Die Konfrontation mit akuten Krisen und Suizidalität sowie die Aufgabe, die Betroffenen angemessen zu unterstützen, stellt oft auch für die Helfer:innen eine hohe Herausforderung dar.

Dieses Seminar bietet die Möglichkeit, sich mit der spezifischen Dynamik von Krisen vertraut zu machen und die Prinzipien der Krisenintervention in verschiedenen Anwendungsfeldern kennen zu lernen.

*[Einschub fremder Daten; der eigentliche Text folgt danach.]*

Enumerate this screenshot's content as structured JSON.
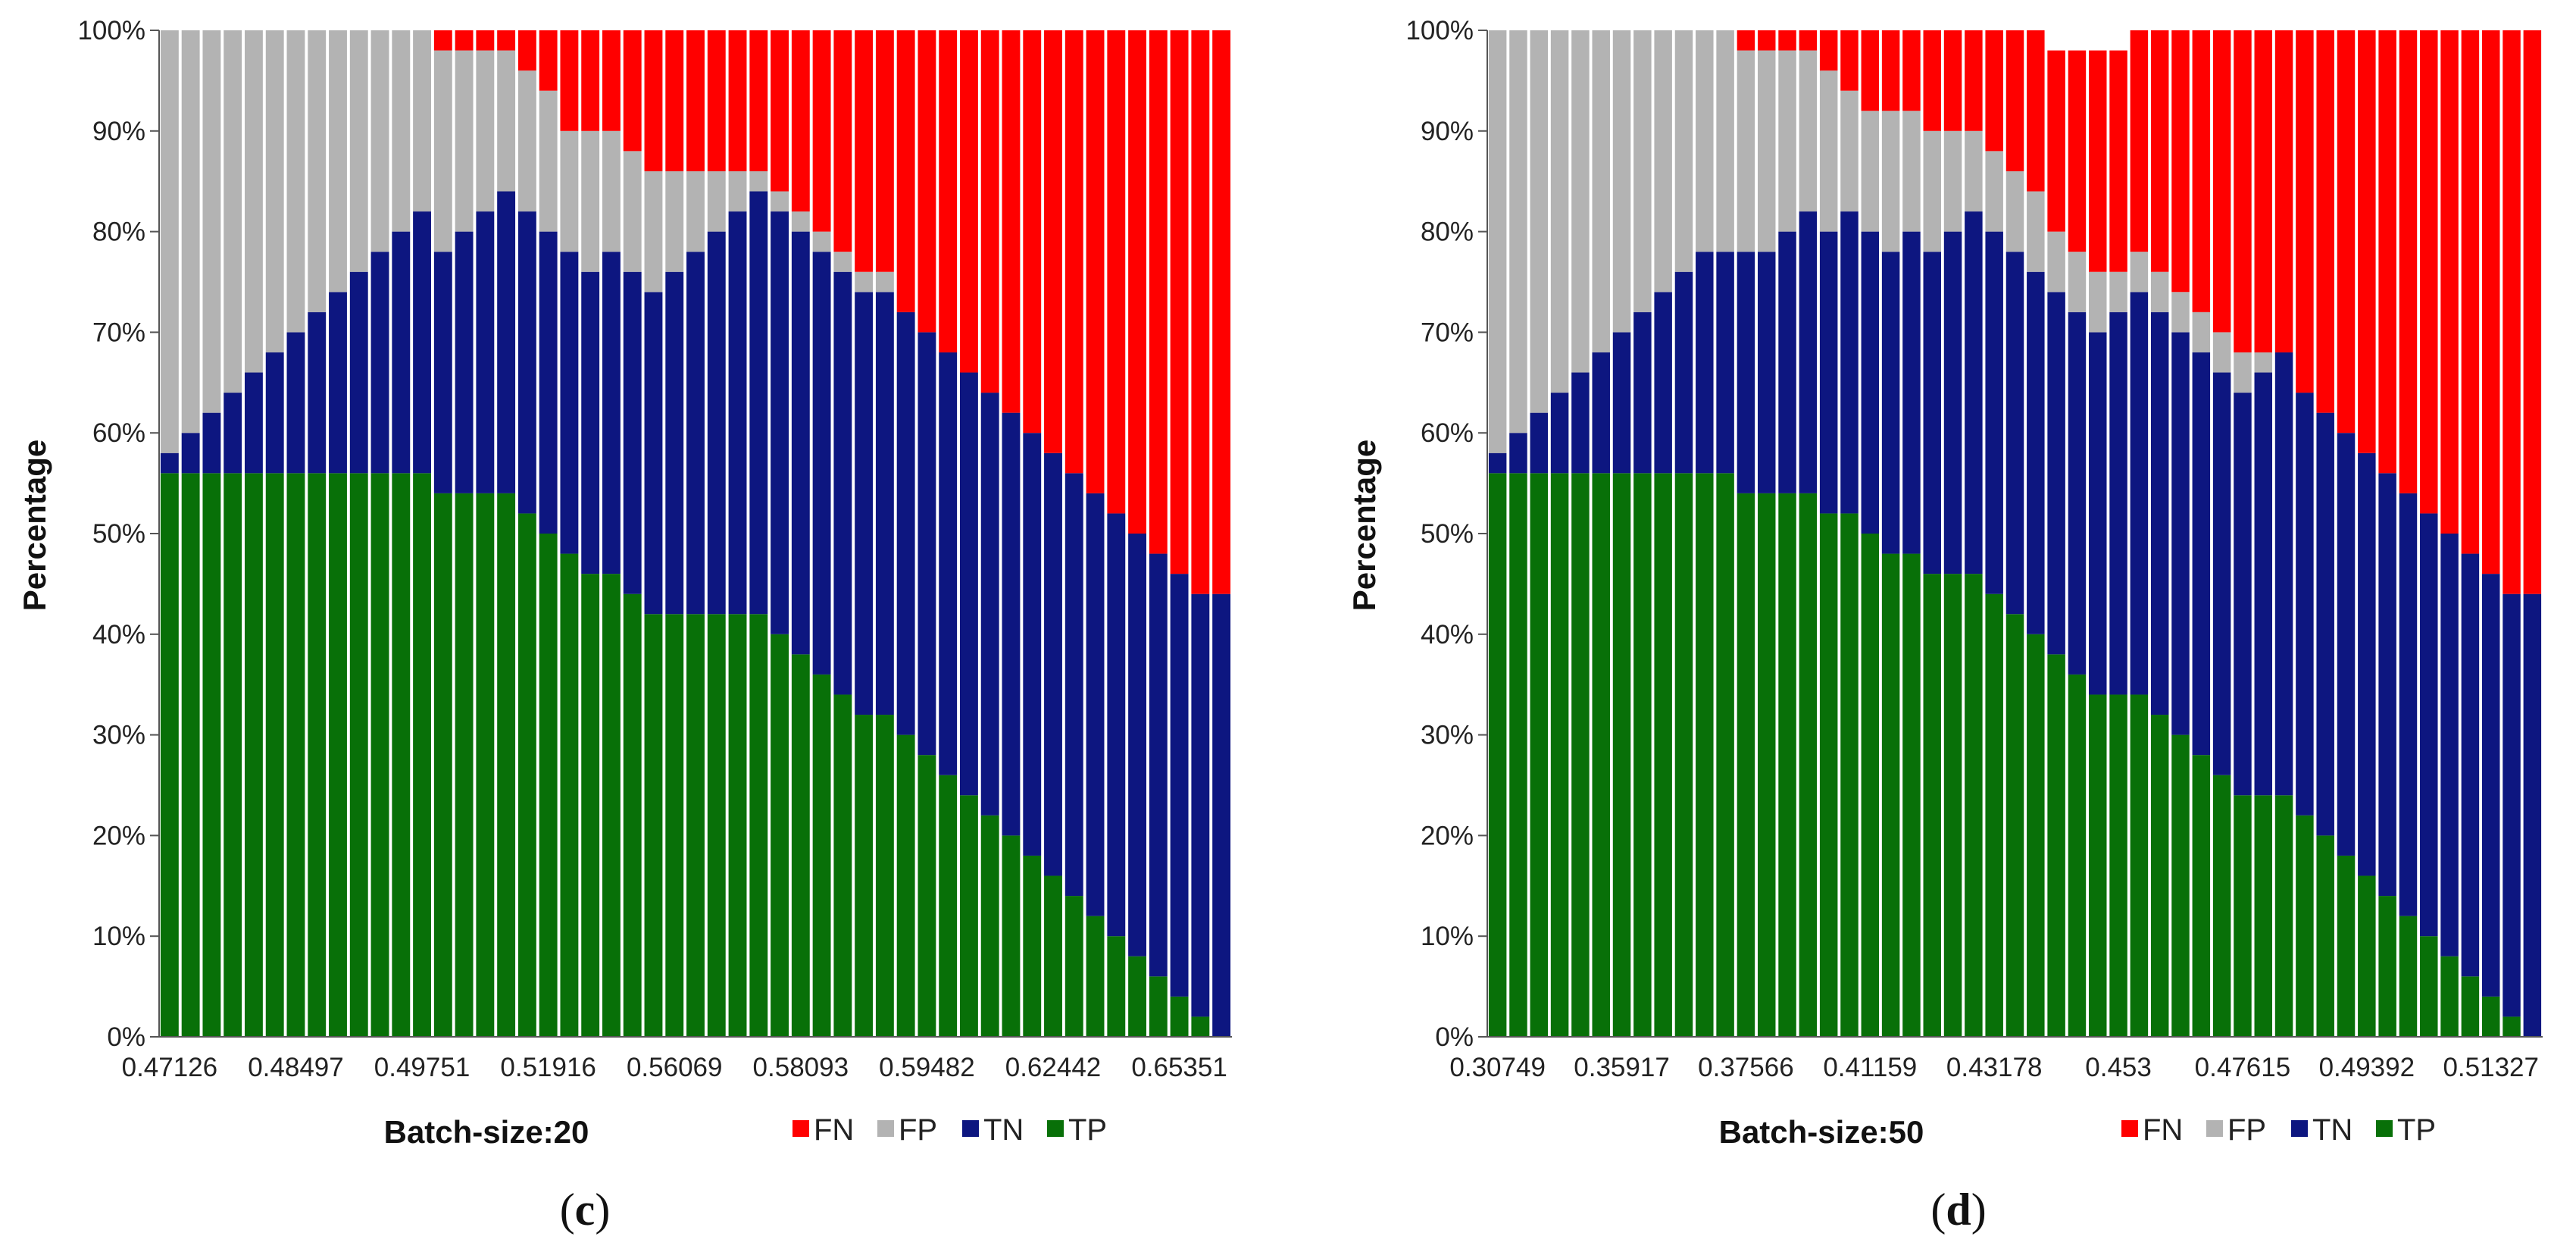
{
  "colors": {
    "FN": "#ff0000",
    "FP": "#b3b3b3",
    "TN": "#0d1680",
    "TP": "#087008"
  },
  "chart_data": [
    {
      "type": "bar",
      "stacked": true,
      "panel_label": "c",
      "xlabel": "Batch-size:20",
      "ylabel": "Percentage",
      "ylim": [
        0,
        100
      ],
      "yticks": [
        "0%",
        "10%",
        "20%",
        "30%",
        "40%",
        "50%",
        "60%",
        "70%",
        "80%",
        "90%",
        "100%"
      ],
      "xtick_labels": [
        "0.47126",
        "0.48497",
        "0.49751",
        "0.51916",
        "0.56069",
        "0.58093",
        "0.59482",
        "0.62442",
        "0.65351"
      ],
      "xtick_every": 6,
      "legend": [
        "FN",
        "FP",
        "TN",
        "TP"
      ],
      "series": [
        {
          "name": "TP",
          "values": [
            56,
            56,
            56,
            56,
            56,
            56,
            56,
            56,
            56,
            56,
            56,
            56,
            56,
            54,
            54,
            54,
            54,
            52,
            50,
            48,
            46,
            46,
            44,
            42,
            42,
            42,
            42,
            42,
            42,
            40,
            38,
            36,
            34,
            32,
            32,
            30,
            28,
            26,
            24,
            22,
            20,
            18,
            16,
            14,
            12,
            10,
            8,
            6,
            4,
            2,
            0
          ]
        },
        {
          "name": "TN",
          "values": [
            2,
            4,
            6,
            8,
            10,
            12,
            14,
            16,
            18,
            20,
            22,
            24,
            26,
            24,
            26,
            28,
            30,
            30,
            30,
            30,
            30,
            32,
            32,
            32,
            34,
            36,
            38,
            40,
            42,
            42,
            42,
            42,
            42,
            42,
            42,
            42,
            42,
            42,
            42,
            42,
            42,
            42,
            42,
            42,
            42,
            42,
            42,
            42,
            42,
            42,
            44
          ]
        },
        {
          "name": "FP",
          "values": [
            42,
            40,
            38,
            36,
            34,
            32,
            30,
            28,
            26,
            24,
            22,
            20,
            18,
            20,
            18,
            16,
            14,
            14,
            14,
            12,
            14,
            12,
            12,
            12,
            10,
            8,
            6,
            4,
            2,
            2,
            2,
            2,
            2,
            2,
            2,
            0,
            0,
            0,
            0,
            0,
            0,
            0,
            0,
            0,
            0,
            0,
            0,
            0,
            0,
            0,
            0
          ]
        },
        {
          "name": "FN",
          "values": [
            0,
            0,
            0,
            0,
            0,
            0,
            0,
            0,
            0,
            0,
            0,
            0,
            0,
            2,
            2,
            2,
            2,
            4,
            6,
            10,
            10,
            10,
            12,
            14,
            14,
            14,
            14,
            14,
            14,
            16,
            18,
            20,
            22,
            24,
            24,
            28,
            30,
            32,
            34,
            36,
            38,
            40,
            42,
            44,
            46,
            48,
            50,
            52,
            54,
            56,
            56
          ]
        }
      ]
    },
    {
      "type": "bar",
      "stacked": true,
      "panel_label": "d",
      "xlabel": "Batch-size:50",
      "ylabel": "Percentage",
      "ylim": [
        0,
        100
      ],
      "yticks": [
        "0%",
        "10%",
        "20%",
        "30%",
        "40%",
        "50%",
        "60%",
        "70%",
        "80%",
        "90%",
        "100%"
      ],
      "xtick_labels": [
        "0.30749",
        "0.35917",
        "0.37566",
        "0.41159",
        "0.43178",
        "0.453",
        "0.47615",
        "0.49392",
        "0.51327"
      ],
      "xtick_every": 6,
      "legend": [
        "FN",
        "FP",
        "TN",
        "TP"
      ],
      "series": [
        {
          "name": "TP",
          "values": [
            56,
            56,
            56,
            56,
            56,
            56,
            56,
            56,
            56,
            56,
            56,
            56,
            54,
            54,
            54,
            54,
            52,
            52,
            50,
            48,
            48,
            46,
            46,
            46,
            44,
            42,
            40,
            38,
            36,
            34,
            34,
            34,
            32,
            30,
            28,
            26,
            24,
            24,
            24,
            22,
            20,
            18,
            16,
            14,
            12,
            10,
            8,
            6,
            4,
            2,
            0
          ]
        },
        {
          "name": "TN",
          "values": [
            2,
            4,
            6,
            8,
            10,
            12,
            14,
            16,
            18,
            20,
            22,
            22,
            24,
            24,
            26,
            28,
            28,
            30,
            30,
            30,
            32,
            32,
            34,
            36,
            36,
            36,
            36,
            36,
            36,
            36,
            38,
            40,
            40,
            40,
            40,
            40,
            40,
            42,
            44,
            42,
            42,
            42,
            42,
            42,
            42,
            42,
            42,
            42,
            42,
            42,
            44
          ]
        },
        {
          "name": "FP",
          "values": [
            42,
            40,
            38,
            36,
            34,
            32,
            30,
            28,
            26,
            24,
            22,
            22,
            20,
            20,
            18,
            16,
            16,
            12,
            12,
            14,
            12,
            12,
            10,
            8,
            8,
            8,
            8,
            6,
            6,
            6,
            4,
            4,
            4,
            4,
            4,
            4,
            4,
            2,
            0,
            0,
            0,
            0,
            0,
            0,
            0,
            0,
            0,
            0,
            0,
            0,
            0
          ]
        },
        {
          "name": "FN",
          "values": [
            0,
            0,
            0,
            0,
            0,
            0,
            0,
            0,
            0,
            0,
            0,
            0,
            2,
            2,
            2,
            2,
            4,
            6,
            8,
            8,
            8,
            10,
            10,
            10,
            12,
            14,
            16,
            18,
            20,
            22,
            22,
            22,
            24,
            26,
            28,
            30,
            32,
            32,
            32,
            36,
            38,
            40,
            42,
            44,
            46,
            48,
            50,
            52,
            54,
            56,
            56
          ]
        }
      ]
    }
  ]
}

In der Diskussion werden die Möglichkeiten und Grenzen von ambulanter Krisenintervention aufgezeigt.

Themenschwerpunkte:

  • Verlaufsformen von psychosozialen Krisen und deren spezifische Gefahren (z.B. Suizidalität)
  • Interventionsformen bei akuten Krisen
  • Einschätzung von Suizidalität, Umgang mit suizidalen Menschen

Zielgruppe:

Alle interessierten Mitarbeiter:innen im Klient:innenkontakt

Referent

Mag. Gerald Tomandl

Klinischer Psychologe, Psychotherapeut (ÖAGP), seit 1992 Mitarbeiter im Kriseninterventionszentrum Wien sowie in eigener psychotherapeutischer Praxis tätig.